During propose_tree, each level expands nodes with the same fixed number of children:
num_children = self.child_drafts_per_level[level]
if num_children == 1:
draft_token_ids = logits.argmax(dim=-1).view(batch_size, -1)
else:
draft_token_ids = torch.topk(logits, num_children, dim=-1).indices.view(
batch_size, -1
)
My understanding is that this means the number of draft tokens is effectively fixed by the static tree topology, regardless of how confident or uncertain the draft model is at each node.
Is this understanding correct?
Why I am asking
For some requests, the draft model may be highly confident on a branch, so expanding many sibling tokens may waste compute. For other requests, the distribution may be flatter, and more candidates may be useful.
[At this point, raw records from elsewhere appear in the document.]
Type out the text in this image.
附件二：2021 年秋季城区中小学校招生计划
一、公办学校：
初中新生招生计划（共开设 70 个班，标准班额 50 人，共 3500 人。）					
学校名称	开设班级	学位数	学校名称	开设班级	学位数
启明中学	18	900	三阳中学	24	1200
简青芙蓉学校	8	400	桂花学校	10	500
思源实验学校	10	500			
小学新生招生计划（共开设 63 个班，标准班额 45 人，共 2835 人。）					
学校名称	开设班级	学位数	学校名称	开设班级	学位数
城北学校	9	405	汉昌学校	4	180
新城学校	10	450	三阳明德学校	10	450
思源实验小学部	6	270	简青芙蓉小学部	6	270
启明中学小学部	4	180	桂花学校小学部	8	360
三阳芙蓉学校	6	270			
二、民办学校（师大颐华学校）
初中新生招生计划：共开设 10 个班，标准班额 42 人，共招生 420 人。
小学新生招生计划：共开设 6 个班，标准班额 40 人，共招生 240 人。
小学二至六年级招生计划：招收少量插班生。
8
A static tree seems less flexible in mixed workloads, especially when different sequences in the same batch have very different levels of uncertainty.
I am wondering whether vLLM could optionally support a pruning mechanism such as:
- prune a node if its next-token max probability is below a threshold;
- prune a branch if its cumulative path probability is below a threshold;
- keep the current static tree as the maximum tree shape, but dynamically skip low-value subtrees at runtime.
Related speculative decoding work such as SpecInfer and EAGLE-2 discusses adaptive or uncertainty-aware draft tree construction/pruning, so I am interested in whether a similar idea would make sense in vLLM.
Expected benefit if supported
If implemented efficiently, dynamic pruning may help reduce unnecessary draft-token computation on high-confidence prefixes while preserving the ability to explore more candidates on uncertain branches.
Potential metrics to evaluate:
- generated tokens/s;
- mean number of draft tokens per step;
- accepted tokens per step;
- acceptance rate;
- latency distribution under mixed-difficulty batches.
Willingness to contribute
I am willing to work on a prototype, especially the proposer-side pruning logic and benchmarks.
Before starting, I would appreciate guidance on the preferred design for the tree attention metadata, KV cache allocation, and verifier-side variable-length handling.